Sunday, February 19, 2012

Super Nerd Sunday Presents: Another Portion of a Paper Draft!


In order to have an effective conversation about this subject, we’re going to have to define two nebulous, seemingly concrete, oft overused terms. First and foremost, what is a video game? And second, what is a post-structural narrative?

A video game is, for the purpose of our discussion, any game that utilizes multimedia components in order to convey a story or sense of action. These multimedia components are usually arbitrated through a single processing entity, a “computer” or “console.” This entity can be reserved for another purpose: it can be a phone or a home computer utilized for word processing and email. Or it can be a dedicated device, such as an X-Box or, as older individuals might recall, a Nintendo Entertainment System. The platform is simply a means to an end: whether it is built towards one purpose or towards multiple purposes the games themselves are usually best experienced when they’re engaged with without distractions.

Video games normally have narrative elements within them, sometimes strong, sometimes weak. These elements vary dramatically in prominence, however. Linerunner, for example, invents the simplest of narratives: there is a line, and a man rides it. However Bastion, an independently developed title with a relatively modest time commitment attached to it, invents a pair of warring societies with identity crises and immigration disputes between them, a cold war parable nested within a game. There is no actual ruleset, simply a concept of interactivity which demands the insertion of a player figure who can, in more conventional literary senses, be seen as a reader.

And that brings us to the concept of post-structural narrative.
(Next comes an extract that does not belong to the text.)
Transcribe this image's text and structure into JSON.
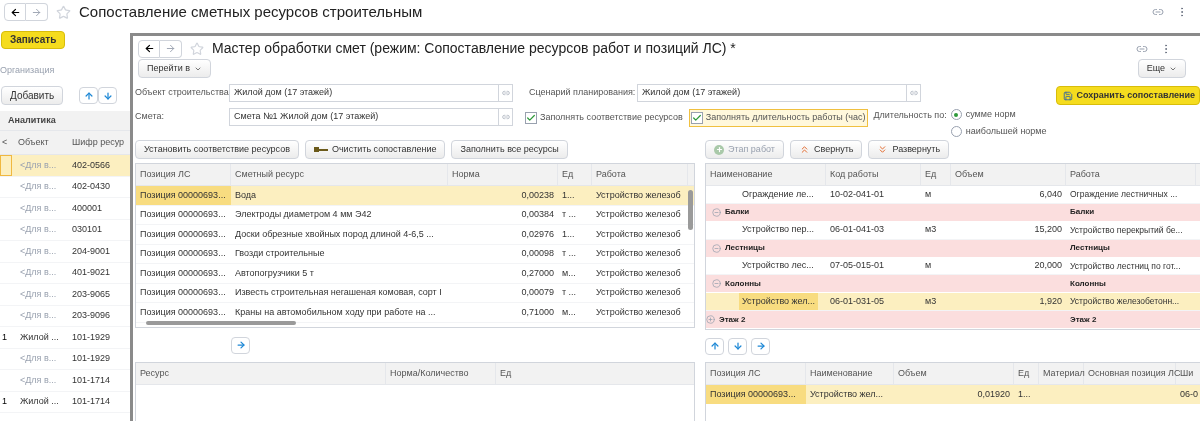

In literature, this term is used to define narrative modes that attempt to redefine or defy conventional ideas about narrative, effectively refuting conventional narrative structure in order to reinvent the means by which a story is told. Hence the term. In video games, this term can be applied in a considerably broader fashion. If we observe post-structural narrative as the norm, and not the exception, for video games, we see that games are not simply piddling attempts at storytelling, but rather a unique means of conveying a narrative experience which relies on the input from players.

This is indeed what sets them aside from other narrative forms: no other narrative form relies on user input in the fashion that video games do. Books require the participation of an active reader figure who, while somewhat active, remains less active than the player in video games, a truly active “reader figure” who re-defines narrative as it emerges. This is what distinguishes games from film, given film’s heavy reliance on passive reader figures (a factor which games embrace and utilize with unnerving regularity in cutscenes). In order to tell a story effectively in a game, you must involve your player, and failure to do so will make a game boring or tedious.

We need look no further than examples like Final Fantasy XIII and Clive Barker’s (bless his heart) Undying to witness this: these are games which decouple passive narrative from active involvement in order to couple a conventional narrative with a post-structural medium, and they suffer for the effort. Players lack influence over the events of the game, and the events which they have influence over (that is, overcoming the obstacles that face them) are so non-narrative and, all too often, monolithic in their established goals that players would find themselves hard pressed to find a place to insert themselves as readers or even active participants in the narrative, spare as the meagerest of facilitators for a writer’s vision.

It should be said, then, that video games do not represent a factotum which permits the effective facilitation of post-structural storytelling. Rather, they are a tool which enable this end. They do not necessarily fulfill this goal. Some games tell stories with such loose structures that they are totally invalid as narratives (man shoots gun, man dies, man reloads gun and walks on) but this is not the ultimate potential of the medium. Instead it rests within this medium to express narrative stories that permit the active insertion of reader figures as never before, as is the case in games such as Bastion.

Bastion, for the uninitiated, is on its surface an action game with a top down view and freeform story that showcases this dynamic wonderfully. Let me explain.

In Bastion players are given verbal and visual feedback based on their actions: that is, the story adjusts to their actions. They learn new things about the world around them as a result of their explorations. And while there is an existing story that the player must engage, a story with immutable elements as dramatic as the apocalypse of the player’s world, there are smaller events within that storyline that require the player’s action for actualization. These events vary in gravity from deciding the fate of a major character to simply uncovering details of characters lives through drug induced hallucinations.

Through Bastion we can see that there is more to games than simple a recounting of an existing narrative. Rather, narrative is collaboratively shaped between players (readers) and designers (authors). In this respect, games represent not only a medium of entertainment but also an extreme example of a certain vein of literary thought.